Battle of the 4K Streaming Boxes

I can see why you might think that, but I follow David Pogue's blogs and I think he's just giving his professional opinion. He's a former contributor and announcer for Nova on PBS and he now works in the tech review department for Yahoo, so I don't think he's connected to Apple in any way.
 
Once Amazon Prime comes to the Apple TV, I? would say that it is as good as it needs to be.
Absent Amazon Prime, it is bit of a weak sister as it stands today. Going forward, it will continue to suffer from the absence of YouTube 4K support by decree.

The Wired UK review indicates that the Apple TV 4K is the only box on the market that automatically upconverts everything (and apparently not very well in some cases) versus playing it in native mode. Apparently if you want to view something in native mode, you have to go through the menus to change the output to whatever mode is appropriate.
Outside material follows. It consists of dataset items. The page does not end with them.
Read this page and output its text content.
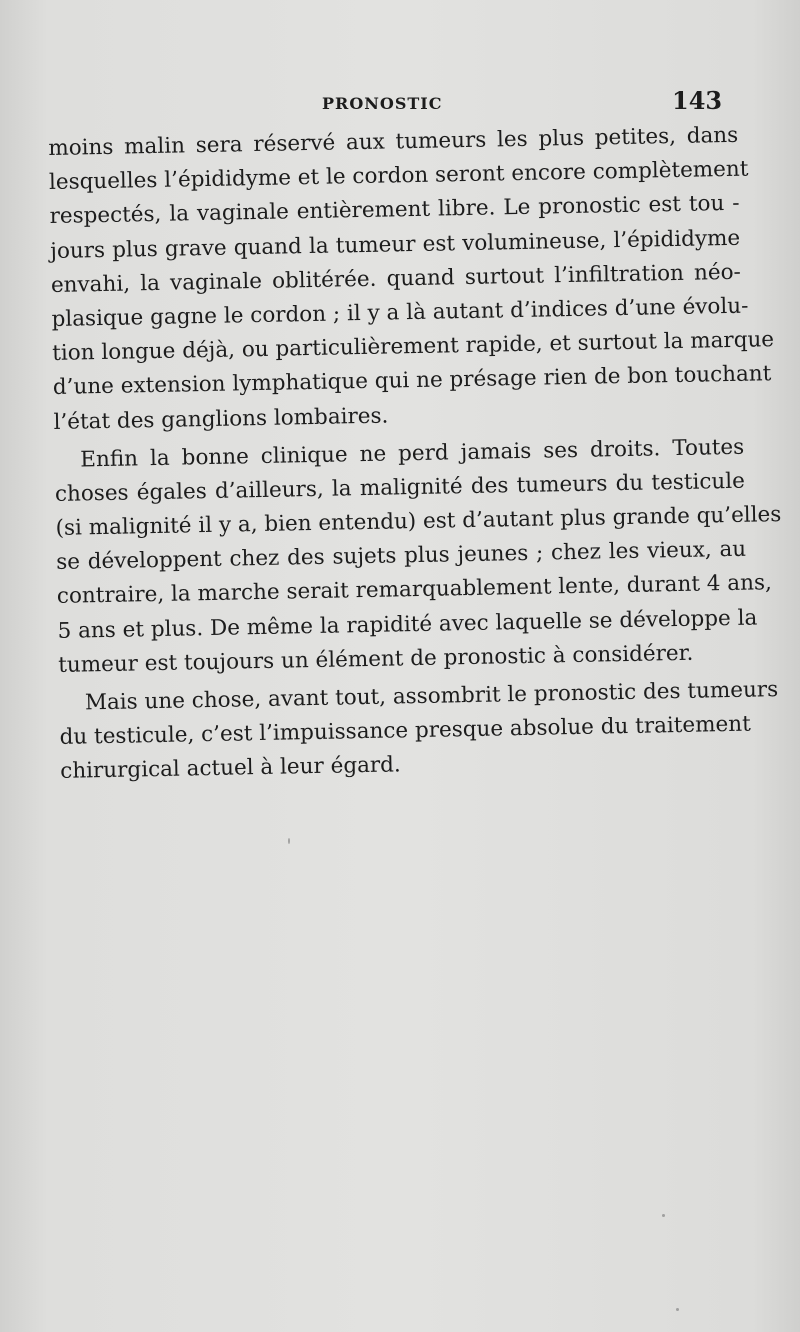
PRONOSTIC	143
moins malin sera réservé aux tumeurs les plus petites, dans
lesquelles l’épididyme et le cordon seront encore complètement
respectés, la vaginale entièrement libre. Le pronostic est tou -
jours plus grave quand la tumeur est volumineuse, l’épididyme
envahi, la vaginale oblitérée. quand surtout l’infiltration néo-
plasique gagne le cordon ; il y a là autant d’indices d’une évolu-
tion longue déjà, ou particulièrement rapide, et surtout la marque
d’une extension lymphatique qui ne présage rien de bon touchant
l’état des ganglions lombaires.
Enfin la bonne clinique ne perd jamais ses droits. Toutes
choses égales d’ailleurs, la malignité des tumeurs du testicule
(si malignité il y a, bien entendu) est d’autant plus grande qu’elles
se développent chez des sujets plus jeunes ; chez les vieux, au
contraire, la marche serait remarquablement lente, durant 4 ans,
5 ans et plus. De même la rapidité avec laquelle se développe la
tumeur est toujours un élément de pronostic à considérer.
Mais une chose, avant tout, assombrit le pronostic des tumeurs
du testicule, c’est l’impuissance presque absolue du traitement
chirurgical actuel à leur égard.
The 5.1 sound limitation is probably okay for most who would otherwise be watching iTunes on a tablet or phone.

Of course this doesn't consider what Apple could theoretically do (if dragged, kicking and screaming) or what they have hinted that they might do (perhaps adding an auto-switch output mode).

For that kind of money, one should expect a box that is substantially unconditional in its capability. Promises of future apps and games are just words when you're going up against some very established players.
 
You tube 4K support could be done within the app if YouTube so desired. That said while there is lots of 4K on YouTube, most is just clips from what I’ve seen, nothing of real long term value.

Video mode switching is in the current beta, so I? expect that to not be an issue going forward. And the sound limitation is an irritant, but Apple has indicated that bitstreaming will come along later. That said, most houses I’ve been in with Apple TV didn’t have any gear that would support more than 5.1.
 
You tube 4K support could be done within the app if YouTube so desired.
The Wired article suggested that the support isn't available in hardware for VP9 that is also used by Google TV for UHD. You can get other content in other formats but apparently all UHD content comes in VP9. We won't know if that's true until Apple comes out with something based on the A10X that is UHD capable (I suppose the same goes for the A11). The Roku, Fire TV and nVidia Shield all support VP9 in hardware.

As I said previously, a box that costs that much shouldn't have any significant limitations compared to the cheaper entries in the field.
 
And don't forget, good 4K will require better-then-most-peoples'-broadband connection speeds. Many of us in non-major cities or in the techno-slums are lucky to get 12 Mbps, let alone 25+ needed for 4K.